The anatomic singularities of the male perineal area render the installed system prone to protected infective phenomena. The components create blind spaces, poorly irrigated interfaces between tissue and devices and open tracts. They offer a direct infective pathway to the bloodstream. Thus, the systems are ideally suited for inducing septicemic sequelae if the infective process is not controlled when noticed. From the functional point of view, the devices are poorly conceived with respect to the fluid pathway splicing system, some requiring antiquated direct ‘strangulation’ ligatures placed around tubing linked together by metal ferrules. Such ligatures penetrate the tubing and may eventually cut the tubing.

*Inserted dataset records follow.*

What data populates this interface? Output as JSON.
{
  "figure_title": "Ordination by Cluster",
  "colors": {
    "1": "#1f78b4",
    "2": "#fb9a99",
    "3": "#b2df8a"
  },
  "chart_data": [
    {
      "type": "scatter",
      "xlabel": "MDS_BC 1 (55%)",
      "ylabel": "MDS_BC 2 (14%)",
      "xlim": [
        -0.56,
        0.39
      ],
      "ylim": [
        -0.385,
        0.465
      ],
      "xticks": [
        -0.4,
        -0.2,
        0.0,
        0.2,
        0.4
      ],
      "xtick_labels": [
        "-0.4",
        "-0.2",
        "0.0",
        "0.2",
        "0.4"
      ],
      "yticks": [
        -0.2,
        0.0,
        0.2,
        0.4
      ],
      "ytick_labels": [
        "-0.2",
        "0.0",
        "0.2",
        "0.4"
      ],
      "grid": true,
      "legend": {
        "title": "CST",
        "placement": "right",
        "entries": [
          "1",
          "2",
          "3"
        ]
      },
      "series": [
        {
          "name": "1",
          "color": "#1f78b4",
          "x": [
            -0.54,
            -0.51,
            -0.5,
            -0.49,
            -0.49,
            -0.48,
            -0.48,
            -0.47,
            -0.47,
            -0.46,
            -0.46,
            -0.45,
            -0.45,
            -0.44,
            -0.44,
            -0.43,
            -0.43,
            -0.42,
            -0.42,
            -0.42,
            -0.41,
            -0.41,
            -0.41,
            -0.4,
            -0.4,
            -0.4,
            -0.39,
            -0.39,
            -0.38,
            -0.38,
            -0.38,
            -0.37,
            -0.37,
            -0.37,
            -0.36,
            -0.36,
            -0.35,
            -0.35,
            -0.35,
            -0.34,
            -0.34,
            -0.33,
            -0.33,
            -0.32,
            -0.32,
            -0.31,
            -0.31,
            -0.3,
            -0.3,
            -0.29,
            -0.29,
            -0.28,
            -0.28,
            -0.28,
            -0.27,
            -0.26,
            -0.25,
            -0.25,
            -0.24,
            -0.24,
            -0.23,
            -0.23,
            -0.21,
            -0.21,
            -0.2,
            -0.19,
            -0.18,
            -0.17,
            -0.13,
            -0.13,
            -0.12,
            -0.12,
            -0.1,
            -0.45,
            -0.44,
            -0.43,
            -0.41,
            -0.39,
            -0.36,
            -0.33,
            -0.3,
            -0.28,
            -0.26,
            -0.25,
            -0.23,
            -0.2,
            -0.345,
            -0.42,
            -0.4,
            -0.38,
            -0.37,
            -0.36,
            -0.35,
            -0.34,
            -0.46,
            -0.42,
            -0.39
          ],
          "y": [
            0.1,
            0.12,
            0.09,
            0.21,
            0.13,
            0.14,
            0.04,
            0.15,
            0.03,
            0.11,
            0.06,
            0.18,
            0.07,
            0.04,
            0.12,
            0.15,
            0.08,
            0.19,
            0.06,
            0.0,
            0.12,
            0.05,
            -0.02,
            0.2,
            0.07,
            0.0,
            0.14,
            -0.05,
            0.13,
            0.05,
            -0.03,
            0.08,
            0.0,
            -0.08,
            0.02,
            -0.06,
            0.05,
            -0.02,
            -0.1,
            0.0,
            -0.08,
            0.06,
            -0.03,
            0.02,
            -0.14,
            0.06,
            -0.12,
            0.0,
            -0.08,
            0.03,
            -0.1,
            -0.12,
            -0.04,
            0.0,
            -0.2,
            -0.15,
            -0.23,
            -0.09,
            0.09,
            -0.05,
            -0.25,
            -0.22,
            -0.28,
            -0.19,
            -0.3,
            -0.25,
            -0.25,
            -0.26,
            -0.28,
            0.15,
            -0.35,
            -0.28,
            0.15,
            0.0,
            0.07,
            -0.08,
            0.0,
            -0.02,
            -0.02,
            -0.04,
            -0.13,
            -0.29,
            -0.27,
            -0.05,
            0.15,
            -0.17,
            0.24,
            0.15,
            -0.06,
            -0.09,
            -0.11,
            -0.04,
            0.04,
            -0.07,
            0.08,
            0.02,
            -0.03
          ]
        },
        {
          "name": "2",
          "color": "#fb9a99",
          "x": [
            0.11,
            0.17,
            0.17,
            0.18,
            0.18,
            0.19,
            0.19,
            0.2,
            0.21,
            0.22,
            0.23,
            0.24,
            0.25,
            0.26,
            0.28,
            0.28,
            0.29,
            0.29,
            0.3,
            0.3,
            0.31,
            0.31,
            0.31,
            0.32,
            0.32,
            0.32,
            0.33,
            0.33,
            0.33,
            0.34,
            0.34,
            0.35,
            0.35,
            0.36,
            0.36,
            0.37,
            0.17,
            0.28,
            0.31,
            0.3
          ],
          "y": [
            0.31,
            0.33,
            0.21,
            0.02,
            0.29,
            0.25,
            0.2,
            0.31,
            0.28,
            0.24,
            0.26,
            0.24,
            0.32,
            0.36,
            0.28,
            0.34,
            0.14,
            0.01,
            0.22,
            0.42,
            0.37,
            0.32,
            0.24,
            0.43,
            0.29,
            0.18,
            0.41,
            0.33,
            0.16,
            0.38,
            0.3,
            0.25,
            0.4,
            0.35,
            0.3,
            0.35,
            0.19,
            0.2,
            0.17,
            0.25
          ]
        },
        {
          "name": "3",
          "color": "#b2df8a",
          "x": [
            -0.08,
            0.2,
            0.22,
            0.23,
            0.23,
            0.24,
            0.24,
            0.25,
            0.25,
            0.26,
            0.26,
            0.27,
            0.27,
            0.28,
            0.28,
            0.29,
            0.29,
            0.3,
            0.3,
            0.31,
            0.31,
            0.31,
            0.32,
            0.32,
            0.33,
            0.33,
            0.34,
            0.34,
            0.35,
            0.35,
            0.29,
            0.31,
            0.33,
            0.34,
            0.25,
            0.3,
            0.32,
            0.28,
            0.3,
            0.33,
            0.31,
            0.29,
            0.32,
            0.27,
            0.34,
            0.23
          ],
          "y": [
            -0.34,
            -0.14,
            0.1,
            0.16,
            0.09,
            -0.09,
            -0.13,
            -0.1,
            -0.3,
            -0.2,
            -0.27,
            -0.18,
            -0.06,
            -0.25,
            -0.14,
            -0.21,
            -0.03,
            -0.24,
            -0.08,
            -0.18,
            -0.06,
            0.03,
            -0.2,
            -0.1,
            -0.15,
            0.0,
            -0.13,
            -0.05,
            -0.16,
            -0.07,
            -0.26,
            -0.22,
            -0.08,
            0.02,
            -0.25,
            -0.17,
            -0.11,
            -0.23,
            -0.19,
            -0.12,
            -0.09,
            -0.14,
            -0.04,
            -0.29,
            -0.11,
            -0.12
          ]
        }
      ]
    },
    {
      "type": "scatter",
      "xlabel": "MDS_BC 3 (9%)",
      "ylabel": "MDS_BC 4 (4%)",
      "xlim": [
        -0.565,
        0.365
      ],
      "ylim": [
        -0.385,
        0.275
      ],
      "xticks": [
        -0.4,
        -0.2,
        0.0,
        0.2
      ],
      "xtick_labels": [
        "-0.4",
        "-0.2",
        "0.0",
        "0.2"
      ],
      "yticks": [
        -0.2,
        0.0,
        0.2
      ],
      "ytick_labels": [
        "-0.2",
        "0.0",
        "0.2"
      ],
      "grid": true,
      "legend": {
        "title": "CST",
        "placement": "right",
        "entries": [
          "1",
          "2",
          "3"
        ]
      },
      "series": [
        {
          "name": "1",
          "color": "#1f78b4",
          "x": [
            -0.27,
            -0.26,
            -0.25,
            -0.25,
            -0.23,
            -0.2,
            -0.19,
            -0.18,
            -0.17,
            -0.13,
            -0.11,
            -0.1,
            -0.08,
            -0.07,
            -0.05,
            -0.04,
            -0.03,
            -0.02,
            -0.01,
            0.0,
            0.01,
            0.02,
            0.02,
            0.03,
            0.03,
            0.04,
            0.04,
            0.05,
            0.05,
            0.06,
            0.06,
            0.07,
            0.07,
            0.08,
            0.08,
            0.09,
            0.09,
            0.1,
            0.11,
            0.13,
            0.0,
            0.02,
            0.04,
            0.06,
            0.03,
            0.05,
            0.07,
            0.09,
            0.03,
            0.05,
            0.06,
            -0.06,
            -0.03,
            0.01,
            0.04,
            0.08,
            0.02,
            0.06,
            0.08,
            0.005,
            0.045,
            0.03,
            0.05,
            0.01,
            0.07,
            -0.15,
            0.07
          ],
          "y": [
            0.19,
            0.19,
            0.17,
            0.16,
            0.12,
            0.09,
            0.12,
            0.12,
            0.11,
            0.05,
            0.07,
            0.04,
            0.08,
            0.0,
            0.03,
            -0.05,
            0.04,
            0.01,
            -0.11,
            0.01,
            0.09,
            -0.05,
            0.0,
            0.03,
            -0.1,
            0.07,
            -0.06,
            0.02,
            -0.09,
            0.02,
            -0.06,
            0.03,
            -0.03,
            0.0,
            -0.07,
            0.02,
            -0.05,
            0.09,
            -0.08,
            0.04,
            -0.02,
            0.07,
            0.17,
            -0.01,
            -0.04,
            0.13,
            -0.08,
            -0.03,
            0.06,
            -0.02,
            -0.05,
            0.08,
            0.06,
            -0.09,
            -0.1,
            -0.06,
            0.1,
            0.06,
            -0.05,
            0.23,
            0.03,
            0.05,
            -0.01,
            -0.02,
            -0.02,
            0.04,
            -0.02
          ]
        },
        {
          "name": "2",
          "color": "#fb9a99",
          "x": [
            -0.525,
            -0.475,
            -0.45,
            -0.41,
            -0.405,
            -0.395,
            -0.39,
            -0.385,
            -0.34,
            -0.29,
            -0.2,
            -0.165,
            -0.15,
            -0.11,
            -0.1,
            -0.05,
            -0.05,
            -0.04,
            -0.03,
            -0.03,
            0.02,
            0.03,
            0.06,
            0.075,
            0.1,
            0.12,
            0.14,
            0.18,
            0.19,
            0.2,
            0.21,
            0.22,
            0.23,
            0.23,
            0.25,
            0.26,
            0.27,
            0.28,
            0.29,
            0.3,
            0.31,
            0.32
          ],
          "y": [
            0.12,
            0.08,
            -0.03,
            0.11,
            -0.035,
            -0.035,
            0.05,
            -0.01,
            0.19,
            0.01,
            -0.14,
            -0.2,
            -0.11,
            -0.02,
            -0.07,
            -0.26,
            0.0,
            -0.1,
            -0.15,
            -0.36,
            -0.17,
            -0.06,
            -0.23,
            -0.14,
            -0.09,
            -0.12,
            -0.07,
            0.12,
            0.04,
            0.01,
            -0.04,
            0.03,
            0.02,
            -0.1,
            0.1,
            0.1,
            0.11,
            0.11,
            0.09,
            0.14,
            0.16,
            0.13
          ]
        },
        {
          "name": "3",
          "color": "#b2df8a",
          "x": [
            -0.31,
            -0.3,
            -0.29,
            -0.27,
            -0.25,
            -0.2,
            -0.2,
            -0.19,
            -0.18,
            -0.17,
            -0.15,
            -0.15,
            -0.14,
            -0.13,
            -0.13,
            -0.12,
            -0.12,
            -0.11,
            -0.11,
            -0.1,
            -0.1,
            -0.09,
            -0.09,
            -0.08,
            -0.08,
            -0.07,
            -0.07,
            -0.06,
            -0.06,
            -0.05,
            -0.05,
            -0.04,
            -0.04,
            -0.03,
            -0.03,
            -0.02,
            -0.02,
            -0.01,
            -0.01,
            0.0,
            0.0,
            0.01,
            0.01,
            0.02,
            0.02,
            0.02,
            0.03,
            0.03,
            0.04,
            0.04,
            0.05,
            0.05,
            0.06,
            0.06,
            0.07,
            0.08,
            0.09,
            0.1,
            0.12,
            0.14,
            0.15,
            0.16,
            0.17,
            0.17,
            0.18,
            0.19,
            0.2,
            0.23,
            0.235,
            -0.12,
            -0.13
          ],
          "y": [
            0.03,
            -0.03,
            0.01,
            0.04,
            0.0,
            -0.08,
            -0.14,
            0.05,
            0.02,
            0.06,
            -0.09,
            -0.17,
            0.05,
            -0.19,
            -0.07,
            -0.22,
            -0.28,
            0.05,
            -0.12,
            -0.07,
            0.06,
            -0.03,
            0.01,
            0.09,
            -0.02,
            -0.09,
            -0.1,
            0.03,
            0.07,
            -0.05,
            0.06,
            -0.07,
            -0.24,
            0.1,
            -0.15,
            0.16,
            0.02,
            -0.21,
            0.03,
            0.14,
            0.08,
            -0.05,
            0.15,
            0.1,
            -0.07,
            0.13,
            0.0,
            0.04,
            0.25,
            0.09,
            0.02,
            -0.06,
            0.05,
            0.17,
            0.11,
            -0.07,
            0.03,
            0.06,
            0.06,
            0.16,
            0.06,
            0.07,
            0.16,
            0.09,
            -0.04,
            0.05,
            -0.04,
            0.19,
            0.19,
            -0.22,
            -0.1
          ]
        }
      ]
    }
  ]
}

Finally, the cylinders abut directly on unprotected internal parts of the penile tissue, some of which is vascularized. Excoriation of tissue with fibrosis occurring behind the glans penis and hyperplasia of blood vessels may reduce blood flow to the point of stagnancy, ischemia is a concern especially when the devices are inflated for long periods of time. Similarly, hyperplasia of tissue and fibrosis of the area may reduce urine flow. Episodes of erosive wounds to the urinary system culminating in significant loss of blood, infective sequelae from perforation and inflammation-erosion of tissue contacting components of the devices have been encountered in large numbers. Such problems are not limited to the actual penile area but may also affect peripheral sites where pumps are inserted and where reservoirs are placed.